The best way to learn a language is to learn it from a native speaker.

If you listen to the way I speak English, you may think I am a native speaker. I don’t have a Chinese accent. I started learning English at a very early age, but I could not understand or communicate clearly with a native speaker after more than a decade of learning from school or attending extra curriculum classes. Even though my grades were often at the top of my class, my English was only good for exams.

My English didn’t improve until I started chatting with native speakers online. I was on Tagged, Interpals, Livemocha, and Skype looking for English speakers to chat with. I learned more of the English that people actually use on my own than I have ever learned from any of my classes. I learned slang, the colloquial way of expressing myself, and how to greet people without ever using “how do you do?”

Day after day, I started to pick up on the “real-life” English from all the English-speaking friends I had been chatting with. My English improved tremendously.

Of course, merely talking to people online is not enough to really master a language. I joined an English corner of my city where people get together weekly and practice their English with native speakers. I fell asleep listening to English podcasts. I read out loud for hours on end whatever English material I had on hand. I recorded myself and listened back to the audio to give myself feedback. I watched a plethora of American movies to grab a feeling of the way Americans talk. I listened to English songs, and learned to sing the lyrics, I wrote them down in a notebook and found out the meaning of the words I didn’t understand. I sang out loud. Singing is my favorite hobby and with the combination of learning English, it was extra enjoyable to my learning. It didn’t take long for me to start sounding like a native.

And you guessed it! All of these would not have been possible if I wasn’t interested in English. So the second best way to learn a language is to be interested.

Even though I was more than just interested. I was passionate, to the point that one could call a ‘maniac.’

When I couldn’t converse with a native speaker, I talked to myself. I remember one evening walking down the street in downtown Shenyang, perhaps after just finishing one of the English corner meetings. I was practicing what I learned and I looked as if I was talking to myself. In the distance, I saw two women that looked quite familiar walking towards me, but I couldn’t tell who they were because I was concentrating on practicing English with myself. When they got closer, one of the women suddenly spoke to me: “Yiya?” Oh my god, they were my aunt and my cousin. Oops! They must think I’m nuts talking to myself late in the evening walking down the street by myself, I thought. My aunt continued: “What are you doing out so late by yourself, kid? I saw your mouth moving. You’re not talking to yourself, are you? Are you alright?”

“Yeah, I was just…err..um…practicing my English.”

They must have thought I was crazy. But that’s ok. I was crazy. I was crazy for English.
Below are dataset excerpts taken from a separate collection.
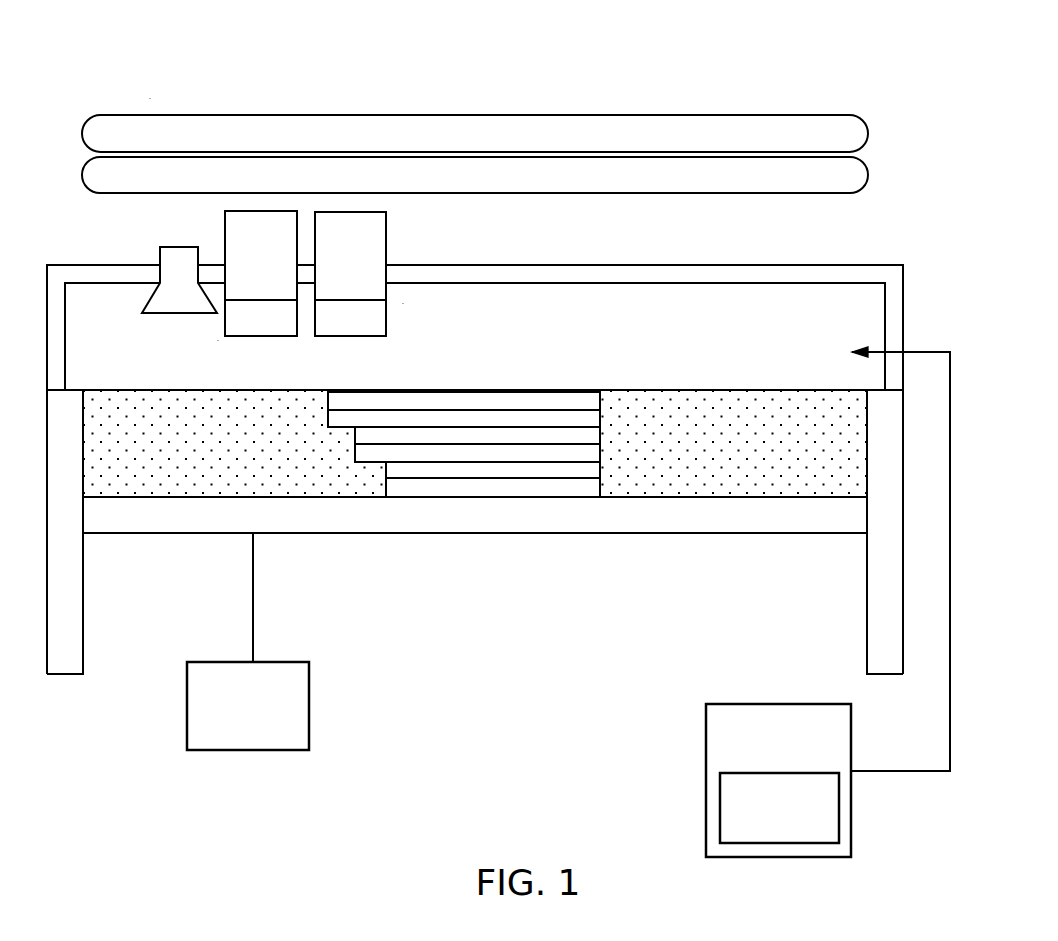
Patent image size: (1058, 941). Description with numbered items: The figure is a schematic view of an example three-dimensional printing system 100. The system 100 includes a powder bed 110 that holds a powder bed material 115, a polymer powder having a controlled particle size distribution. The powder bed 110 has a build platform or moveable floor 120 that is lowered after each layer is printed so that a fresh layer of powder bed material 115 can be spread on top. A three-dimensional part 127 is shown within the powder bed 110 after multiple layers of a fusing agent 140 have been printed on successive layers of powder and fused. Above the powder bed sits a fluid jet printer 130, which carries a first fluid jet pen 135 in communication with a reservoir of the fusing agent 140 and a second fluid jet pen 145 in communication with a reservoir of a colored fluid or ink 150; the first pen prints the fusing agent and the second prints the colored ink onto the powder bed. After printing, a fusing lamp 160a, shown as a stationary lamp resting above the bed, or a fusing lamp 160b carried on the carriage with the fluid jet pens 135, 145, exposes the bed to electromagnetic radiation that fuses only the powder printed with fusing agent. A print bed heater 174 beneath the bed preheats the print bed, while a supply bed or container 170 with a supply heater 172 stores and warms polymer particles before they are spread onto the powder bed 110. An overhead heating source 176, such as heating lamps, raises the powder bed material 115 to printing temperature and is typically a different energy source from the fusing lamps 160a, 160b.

The 3-dimensional printing system 100 is at (150, 98).
The powder bed 110 is at (737, 545).
The powder bed material 115 is at (715, 405).
The build platform or moveable floor 120 is at (600, 513).
The 3-dimensional part 127 is at (548, 390).
The fluid jet printer 130 is at (868, 245).
The first fluid jet pen 135 is at (218, 340).
The fusing agent 140 is at (261, 273).
The second fluid jet pen 145 is at (403, 303).
The colored fluid or ink 150 is at (350, 274).
The fusing lamp 160a is at (563, 178).
The fusing lamp 160b is at (173, 264).
The supply bed or container 170 is at (828, 602).
The supply heater 172 is at (779, 808).
The print bed heater 174 is at (248, 641).
The overhead heating source 176 is at (492, 140).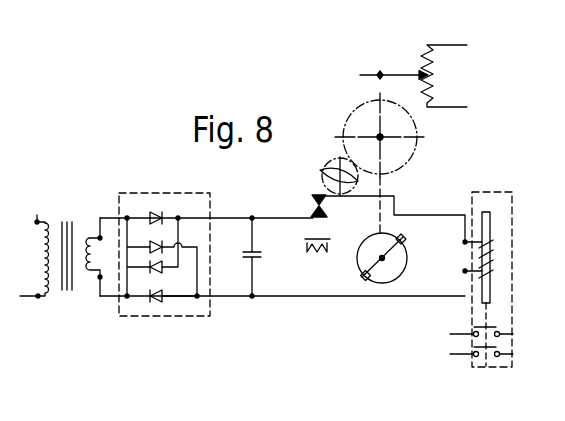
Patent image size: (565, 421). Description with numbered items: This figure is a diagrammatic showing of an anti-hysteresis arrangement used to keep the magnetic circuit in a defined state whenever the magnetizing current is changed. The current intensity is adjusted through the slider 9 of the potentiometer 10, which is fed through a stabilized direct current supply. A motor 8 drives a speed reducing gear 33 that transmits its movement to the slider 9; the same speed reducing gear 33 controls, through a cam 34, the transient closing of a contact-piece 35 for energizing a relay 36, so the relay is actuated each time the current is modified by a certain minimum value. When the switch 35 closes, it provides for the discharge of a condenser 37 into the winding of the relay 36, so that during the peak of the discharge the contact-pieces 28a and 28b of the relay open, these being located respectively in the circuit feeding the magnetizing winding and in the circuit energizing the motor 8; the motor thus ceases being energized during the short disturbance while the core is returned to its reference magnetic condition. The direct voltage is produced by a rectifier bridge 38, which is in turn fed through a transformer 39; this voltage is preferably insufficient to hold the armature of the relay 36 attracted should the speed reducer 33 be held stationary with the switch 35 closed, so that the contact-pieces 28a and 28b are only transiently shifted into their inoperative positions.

Because I ignored the teachers and learned my English slang in other class. I had a huge English dictionary sitting on my desk all the time. Whenever I opened the dictionary during other classes and lost myself in all the strange English words, the teachers would give me a face that looked like this kid is hopeless.

I wasn’t quite sure why I was so crazy about learning English. But I’ve always believed that it would be a better way of using my time. I’ve always believed that at least learning English would come into use one day.

And it did.

I don’t know how differently life would turn out for me if I wasn’t crazy about learning English. I would probably be in my college dorm in China cramming until midnight for more tests right now.

I’ve taken enough exams in my life that I wouldn’t regret not having to take more.

If you want to master a language, go crazy for it. Nothing great is achieved without a little bit of craziness. Go insane, don’t care what people might think about you. Practice speaking with yourself out loud and strike up a conversations with native speakers of your target language. Don’t be afraid to make mistakes in front of them. Be happy because you are learning.

I still wouldn’t say I’ve mastered the English language–there is so much more for me to learn. In fact, I’m learning something new everyday for more than two years now since I came to the United States.